First, they are as likely as left-wing ones to increase spending in health care, even while cutting spending in other parts of the welfare state. They do this to mollify concerns among lower-income conservative voters in a world where “amount you spend” is used to equate with “how much you care.” Second, they tend to offer opt-outs or Private Health Insurance (PHI) as a way to mollify high-income conservatives who want access to higher quality care.

The data Jensen tests shows that since 1980, conservative governments tend to result in lower unemployment income replacements, but have no significant impact on total health spending. As a result, we can see why across the world health care continues to grow while the rest of the budget shrinks. The left tends to ramp up spending across the board. For conservatives, it is good electoral strategy to match the financial spending bids of parties to their left, while promising to cut programs that are more income-dependent.

The result is health just keeps growing. Jensen tests his hypothesis with two case studies, Denmark and Australia, as well as data from across the developed world.

We see the same phenomenon in Canada. This year, the looming renegotiation of the federal-provincial Health Accord – renewing Paul Martin's “fix for a generation” – was a key issue in the federal election.

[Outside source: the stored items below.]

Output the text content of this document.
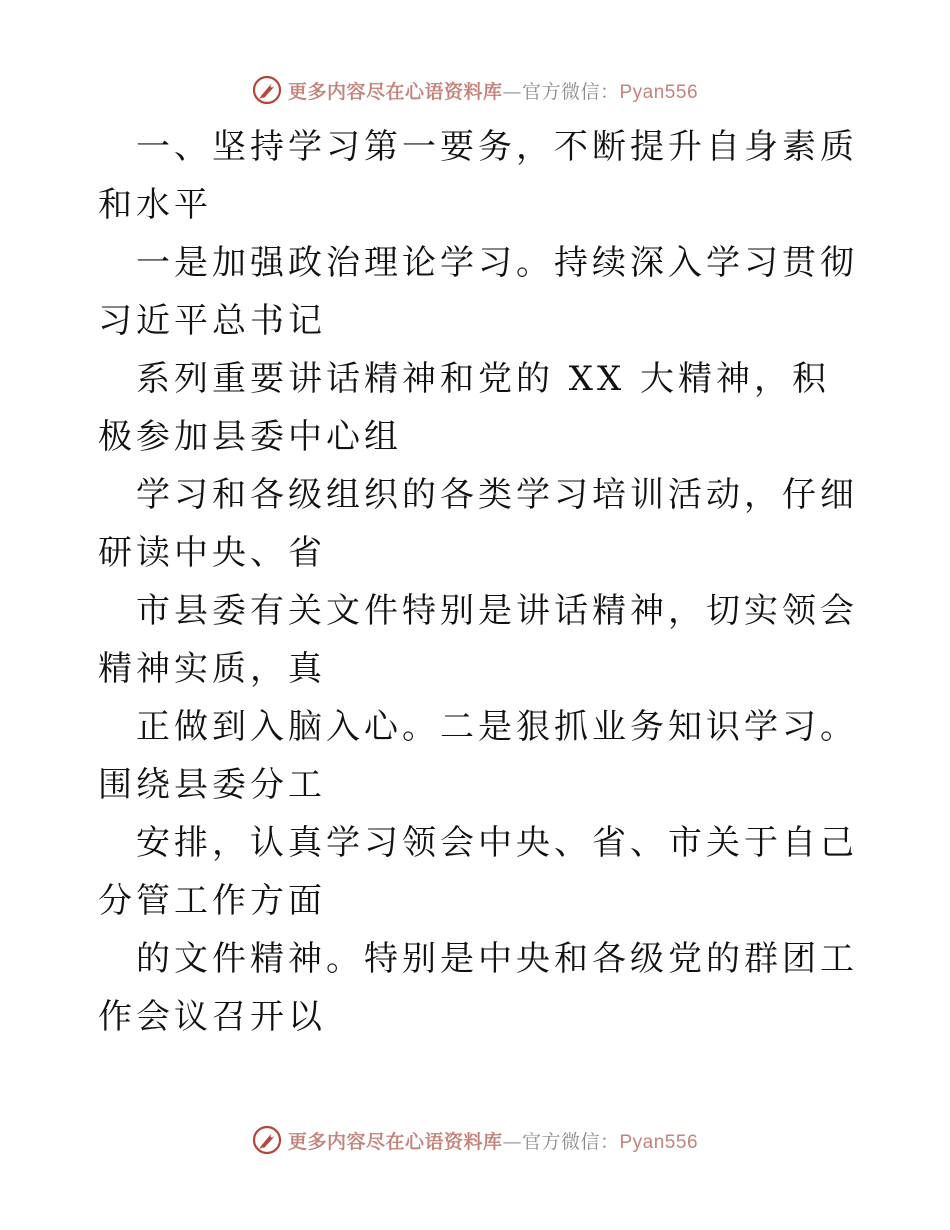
更多内容尽在心语资料库—官方微信：Pyan556

一、坚持学习第一要务，不断提升自身素质和水平

一是加强政治理论学习。持续深入学习贯彻习近平总书记

系列重要讲话精神和党的 XX 大精神，积极参加县委中心组

学习和各级组织的各类学习培训活动，仔细研读中央、省

市县委有关文件特别是讲话精神，切实领会精神实质，真

正做到入脑入心。二是狠抓业务知识学习。围绕县委分工

安排，认真学习领会中央、省、市关于自己分管工作方面

的文件精神。特别是中央和各级党的群团工作会议召开以

更多内容尽在心语资料库—官方微信：Pyan556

Before 2006, Stephen Harper's position was simple. Asked about the accord in 2005, Harper answered: “I would rather have the federal government focus on the things it can do and let the other governments get on with the issues they are supposed to deal with.”

As the election opened, the Liberals tried to make the accord a key issue, pledging billions in new money for a post-2014 Health Accord with the provinces. Within minutes, the NDP matched the Liberal pledge. And within hours, the Conservatives had matched them both.

Stephen Harper was determined not to repeat the mistake of the 2004 campaign, where he let Paul Martin define him as supporting Ralph Klein’s musings on private health care – and wound up taking a surprising defeat as a result. In a single day, all three major parties promised to extend transfers to the provinces at 6 per cent annually, guaranteeing a multi-billion dollar increase in funding.

The quick match of the Liberal position makes perfect sense for the Conservatives politically. The issue was certainly salient. After the election, Nik Nanos found health care negotiations with the provinces were the No. 1 issue Canadians wanted Stephen Harper to address.

The issue was also one that the Conservatives did not want to spend any time on. Private coverage and lower funding split the Conservative Party coalition, so they wanted to fight the election elsewhere. By matching the spending commitments of the opposition, they were able to do that.

The Canadian case study reinforces Jensen’s basic finding: If you want a way to explain accelerating health care spending, don’t just point to the left. Parties on right are just as responsible for the extraordinary increases.